Franco, on the other hand, especially during the administration of Dwight Eisenhower, developed a strong relationship on an anti-communist basis with the U.S., but without joining NATO. Tom Gallagher, in his recently published biography of Salazar, writes:

Through the 1950s Spain also quickly emerged from the diplomatic isolation it had endured in the late 1940s. In 1949 Churchill had swum against the West European tide by stating in the House of Commons that excluding Spain from NATO left “a serious gap in the strategic arrangements for Western Europe.” Unlike Salazar, Franco, having begun by sharing the same deeply sceptical views of the United States, decided to focus on building up strong bilateral ties with Washington. Senior American generals such as General Omar Bradley, head of the Joint Chiefs of Staff, expressed the view in 1948 that the Iberian peninsula could well be ‘the last foothold in continental Europe’ that might be held if the Soviet Union mounted an invasion. A geostrategic partnership gathered pace in the 1950s, leading to Franco ceding the Americans the right to establish three airbases and a submarine base on Spanish soil (a concession unacceptable to Salazar in terms of his own relations with the U.S.).

Are Spain and Portugal under Franco and Salazar part of the West, or do they become so only after the establishment of democracy in the 1970s? 

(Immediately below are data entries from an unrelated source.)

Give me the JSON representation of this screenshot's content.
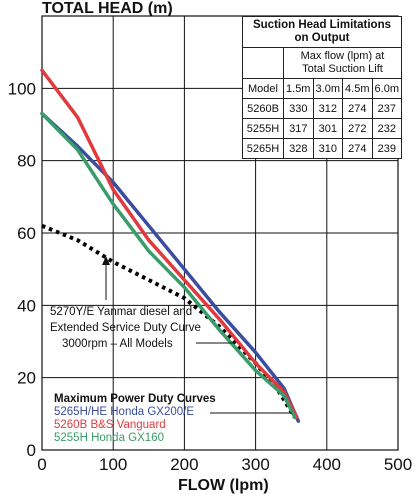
{
  "chart_data": {
    "type": "line",
    "ylabel": "TOTAL HEAD (m)",
    "xlabel": "FLOW (lpm)",
    "xlim": [
      0,
      500
    ],
    "ylim": [
      0,
      120
    ],
    "xticks": [
      0,
      100,
      200,
      300,
      400,
      500
    ],
    "yticks": [
      0,
      20,
      40,
      60,
      80,
      100
    ],
    "grid": true,
    "series": [
      {
        "name": "5270Y/E Yanmar diesel and Extended Service Duty Curve 3000rpm – All Models",
        "style": "dotted",
        "color": "#000000",
        "x": [
          0,
          50,
          100,
          150,
          200,
          250,
          300,
          330,
          355
        ],
        "y": [
          62,
          58,
          52,
          47,
          42,
          34,
          24,
          17,
          9
        ]
      },
      {
        "name": "5265H/HE Honda GX200/E",
        "style": "solid",
        "color": "#3a4d9f",
        "x": [
          0,
          50,
          100,
          150,
          200,
          250,
          300,
          340,
          360
        ],
        "y": [
          93,
          84,
          74,
          62,
          50,
          38,
          27,
          17,
          8
        ]
      },
      {
        "name": "5260B B&S Vanguard",
        "style": "solid",
        "color": "#e03a3e",
        "x": [
          0,
          50,
          100,
          150,
          200,
          250,
          300,
          340,
          358
        ],
        "y": [
          105,
          92,
          72,
          58,
          47,
          36,
          24,
          16,
          9
        ]
      },
      {
        "name": "5255H Honda GX160",
        "style": "solid",
        "color": "#3a9c6a",
        "x": [
          0,
          50,
          100,
          150,
          200,
          250,
          300,
          340,
          355
        ],
        "y": [
          93,
          83,
          68,
          55,
          45,
          33,
          22,
          15,
          9
        ]
      }
    ]
  },
  "annotation": {
    "lines": [
      "5270Y/E Yanmar diesel and",
      "Extended Service Duty Curve",
      "3000rpm – All Models"
    ]
  },
  "legend": {
    "title": "Maximum Power Duty Curves",
    "items": [
      {
        "label": "5265H/HE Honda GX200/E",
        "color": "#3a4d9f"
      },
      {
        "label": "5260B B&S Vanguard",
        "color": "#e03a3e"
      },
      {
        "label": "5255H Honda GX160",
        "color": "#3a9c6a"
      }
    ]
  },
  "suction_table": {
    "title_line1": "Suction Head Limitations",
    "title_line2": "on Output",
    "subhead_line1": "Max flow (lpm) at",
    "subhead_line2": "Total Suction Lift",
    "model_header": "Model",
    "lift_headers": [
      "1.5m",
      "3.0m",
      "4.5m",
      "6.0m"
    ],
    "rows": [
      {
        "model": "5260B",
        "values": [
          "330",
          "312",
          "274",
          "237"
        ]
      },
      {
        "model": "5255H",
        "values": [
          "317",
          "301",
          "272",
          "232"
        ]
      },
      {
        "model": "5265H",
        "values": [
          "328",
          "310",
          "274",
          "239"
        ]
      }
    ]
  }
}
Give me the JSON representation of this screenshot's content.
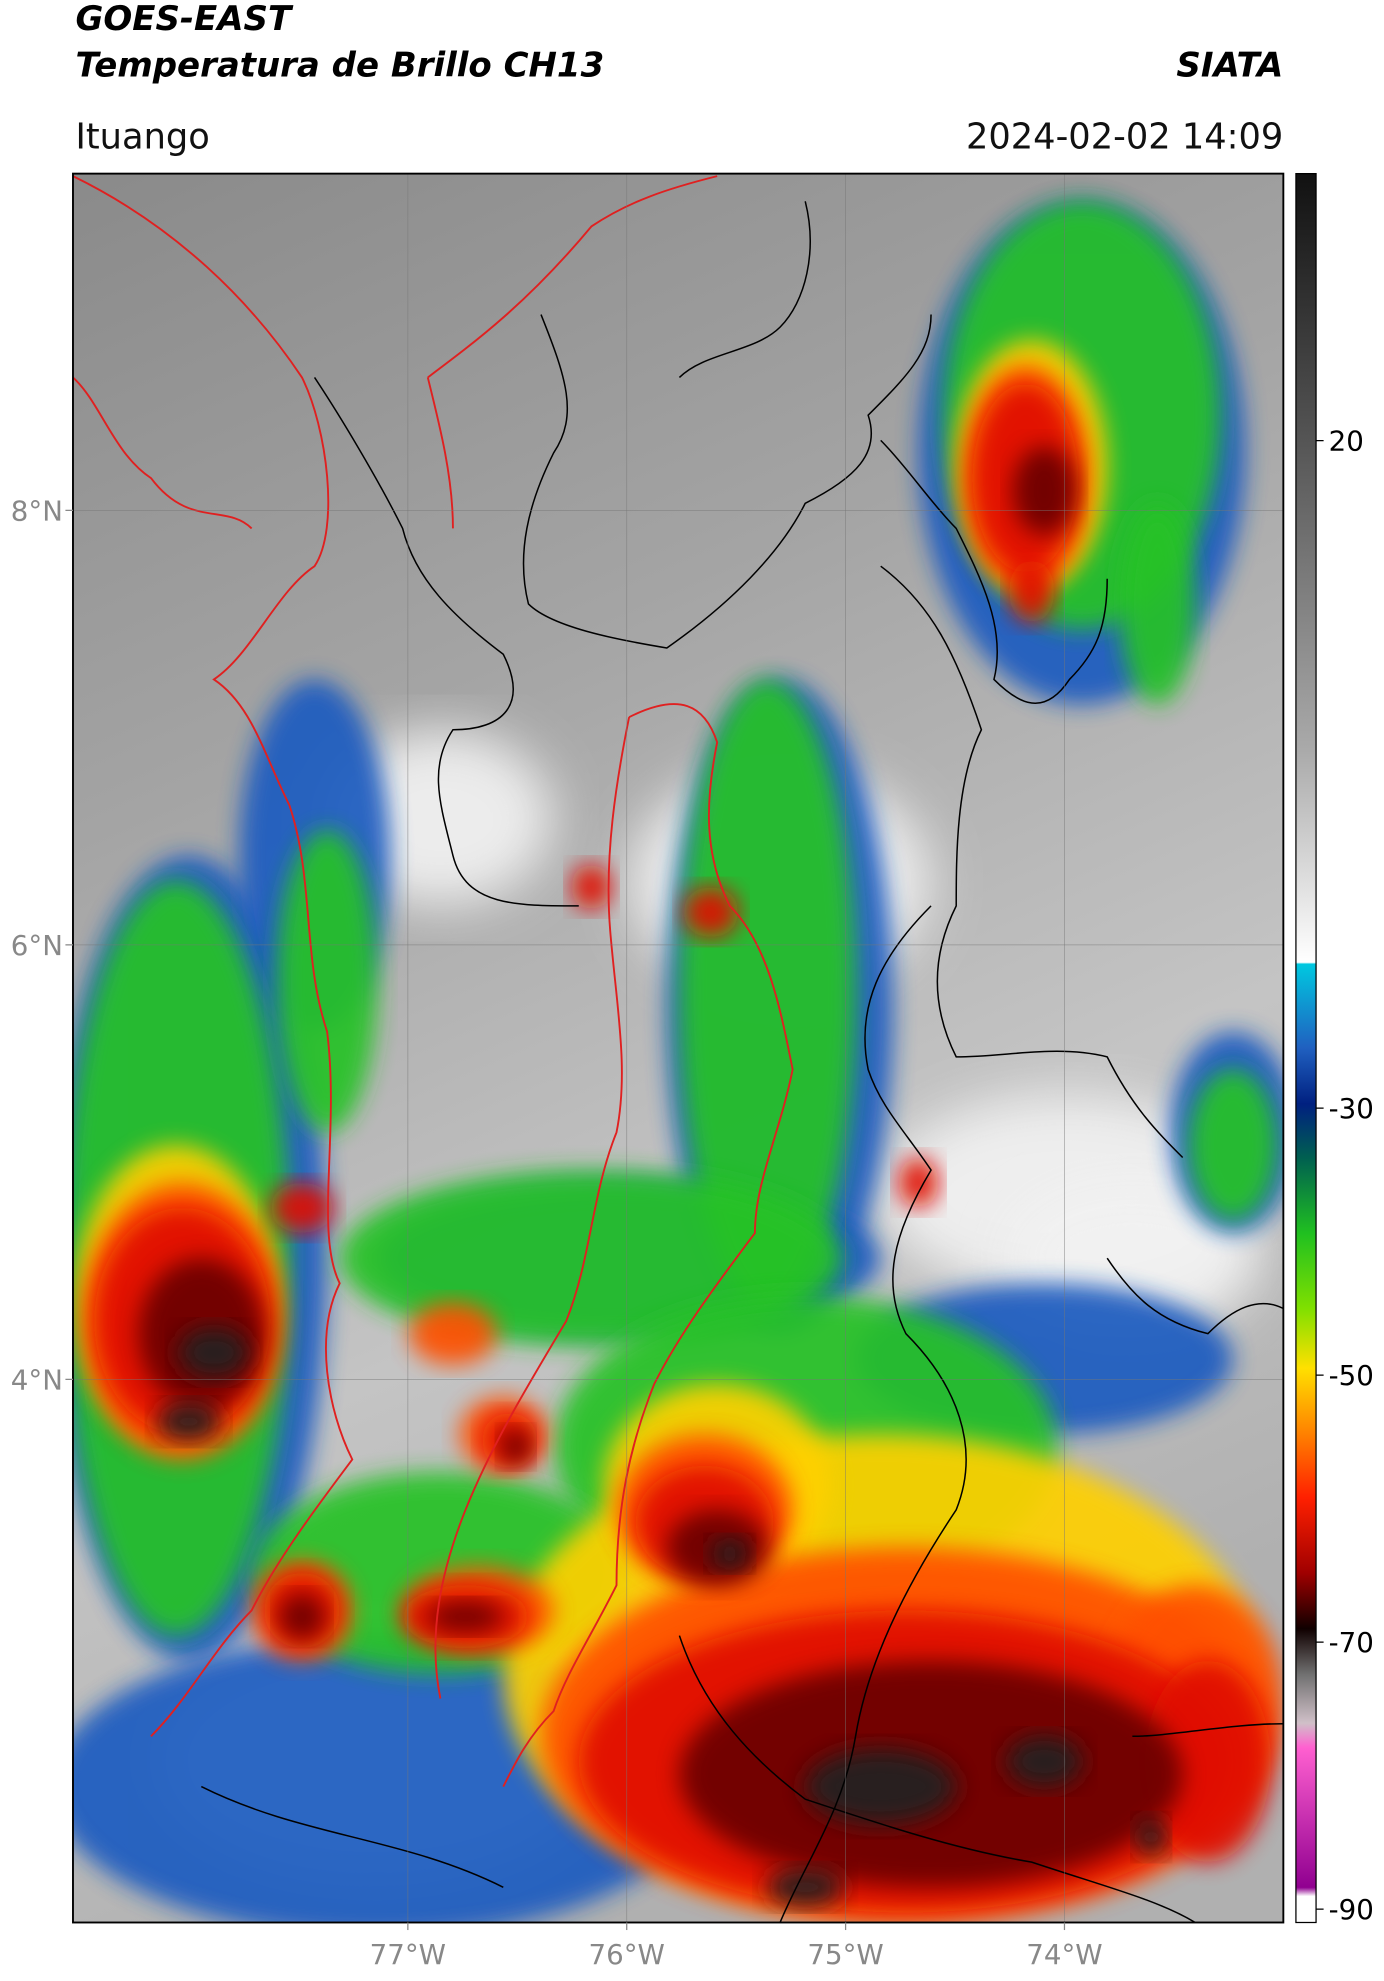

With the examples from the present, the Cold War, and World War II, I do not deny that the aforementioned conflicts were mostly between democratic states and autocratic ones. Mostly, but not exclusively. In the narrative that I am criticizing, the West as a positive signifier takes on the characteristics of a chimera that, depending on a relatively short period of time, changes its parts in order to keep the democratic ideal intact. The West is not necessarily democratic, nor has it ever been so.